Markets may be able to fund the green revolution needed to slow climate change as investors adopt socially responsible investment principles
Markets may be able to fund the green revolution needed to slow climate change as investors adopt socially responsible investment principles AFP / INA FASSBENDER

President Trump, whose administration has eliminated dozens of rules protecting the environment, on Tuesday reversed his position on climate change, which he used to describe as a hoax promoted by the Chinese.

On the sidelines of the NATO summit meeting in London, Trump declared climate change is important to him, especially the need for clean air and water.

“Honestly, climate change is very important to me,” Trump said. “I’ve done many environmental impact statements over my life, and I believe very strongly in very, very crystal clean water and clean air. I see what’s happening in our oceans … . It’s very important to me also. I want clean air and clean water, No. 1 and No. 2.”

His remarks followed remarks by U.N. Secretary-General Antonio Guterres Monday that the planet is nearing the “point of no return” at the U.N. Climate Change Conference in Madrid.

Trump long has belittled the concepts of global warming and climate change, with Twitter rants going back nearly a decade. And he confuses weather with climate.

During the 2016 presidential campaign, he often called global warming a hoax being promoted by China as a means of destroying the U.S. economy, and among his first acts as president, pulled the United States out of the Paris climate treaty.

He ridiculed teenage climate activist Greta Thunberg as a “very happy young girl” when she spoke earlier this year at the United Nations.

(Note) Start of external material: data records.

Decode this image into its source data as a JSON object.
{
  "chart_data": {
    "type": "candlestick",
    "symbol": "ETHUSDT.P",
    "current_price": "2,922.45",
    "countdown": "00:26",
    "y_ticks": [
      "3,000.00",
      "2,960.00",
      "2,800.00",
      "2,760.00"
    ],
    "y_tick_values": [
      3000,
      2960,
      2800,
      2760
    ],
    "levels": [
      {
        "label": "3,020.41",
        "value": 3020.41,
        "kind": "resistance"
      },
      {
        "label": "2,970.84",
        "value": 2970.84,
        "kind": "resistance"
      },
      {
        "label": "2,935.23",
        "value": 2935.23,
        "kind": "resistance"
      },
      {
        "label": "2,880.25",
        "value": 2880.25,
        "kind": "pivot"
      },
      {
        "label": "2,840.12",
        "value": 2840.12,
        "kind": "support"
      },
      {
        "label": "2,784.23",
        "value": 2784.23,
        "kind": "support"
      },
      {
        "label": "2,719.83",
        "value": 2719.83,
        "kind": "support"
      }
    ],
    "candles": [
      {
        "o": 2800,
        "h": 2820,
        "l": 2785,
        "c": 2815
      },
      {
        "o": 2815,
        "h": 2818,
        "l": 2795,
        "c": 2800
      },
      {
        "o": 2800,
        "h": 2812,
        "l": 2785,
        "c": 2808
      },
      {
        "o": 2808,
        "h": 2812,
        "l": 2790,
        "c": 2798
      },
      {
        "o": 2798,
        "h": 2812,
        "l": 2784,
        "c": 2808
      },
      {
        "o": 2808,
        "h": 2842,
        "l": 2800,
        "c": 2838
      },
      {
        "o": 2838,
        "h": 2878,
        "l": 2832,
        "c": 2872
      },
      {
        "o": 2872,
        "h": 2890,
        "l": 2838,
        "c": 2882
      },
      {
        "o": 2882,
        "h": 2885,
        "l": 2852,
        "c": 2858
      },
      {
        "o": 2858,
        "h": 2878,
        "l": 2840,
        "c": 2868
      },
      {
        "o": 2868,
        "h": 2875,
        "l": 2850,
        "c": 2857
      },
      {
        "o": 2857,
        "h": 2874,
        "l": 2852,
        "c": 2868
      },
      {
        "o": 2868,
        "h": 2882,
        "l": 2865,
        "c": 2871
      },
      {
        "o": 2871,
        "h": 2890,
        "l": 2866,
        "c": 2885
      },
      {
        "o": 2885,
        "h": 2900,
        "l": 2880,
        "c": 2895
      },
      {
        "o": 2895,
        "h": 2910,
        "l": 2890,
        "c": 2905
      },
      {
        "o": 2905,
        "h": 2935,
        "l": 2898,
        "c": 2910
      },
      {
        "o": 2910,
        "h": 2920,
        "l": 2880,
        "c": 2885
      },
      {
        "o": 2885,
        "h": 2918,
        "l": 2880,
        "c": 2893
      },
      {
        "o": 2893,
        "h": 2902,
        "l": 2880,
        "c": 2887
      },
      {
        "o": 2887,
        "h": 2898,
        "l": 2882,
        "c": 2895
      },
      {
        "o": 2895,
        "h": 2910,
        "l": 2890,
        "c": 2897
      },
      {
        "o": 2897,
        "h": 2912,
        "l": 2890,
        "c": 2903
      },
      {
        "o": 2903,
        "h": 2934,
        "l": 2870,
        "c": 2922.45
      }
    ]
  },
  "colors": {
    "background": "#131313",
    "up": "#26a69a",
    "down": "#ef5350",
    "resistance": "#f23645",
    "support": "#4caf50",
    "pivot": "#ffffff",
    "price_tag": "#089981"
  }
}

The Trump administration has virtually gutted the Environmental Protection Agency, reducing staffing and stripping air and water protections. Since taking office, Trump has rolled back 85 environmental rules, leading to an increase in greenhouse gas emissions.

"We’re ending intrusive EPA regulations that kill jobs," Trump said in a 2018 statement.

Among the rollbacks are blocking California’s ability to impose stricter tailpipe emissions standards than federal rules stipulate, stopping enforcement of a 2015 rule on the use of hydrofluorocarbons, partially repealing Obama-era methane reporting rules, rolling back power plant emissions rules to 2009 levels and lifting the ban on summertime use of 15% ethanol gasoline blends.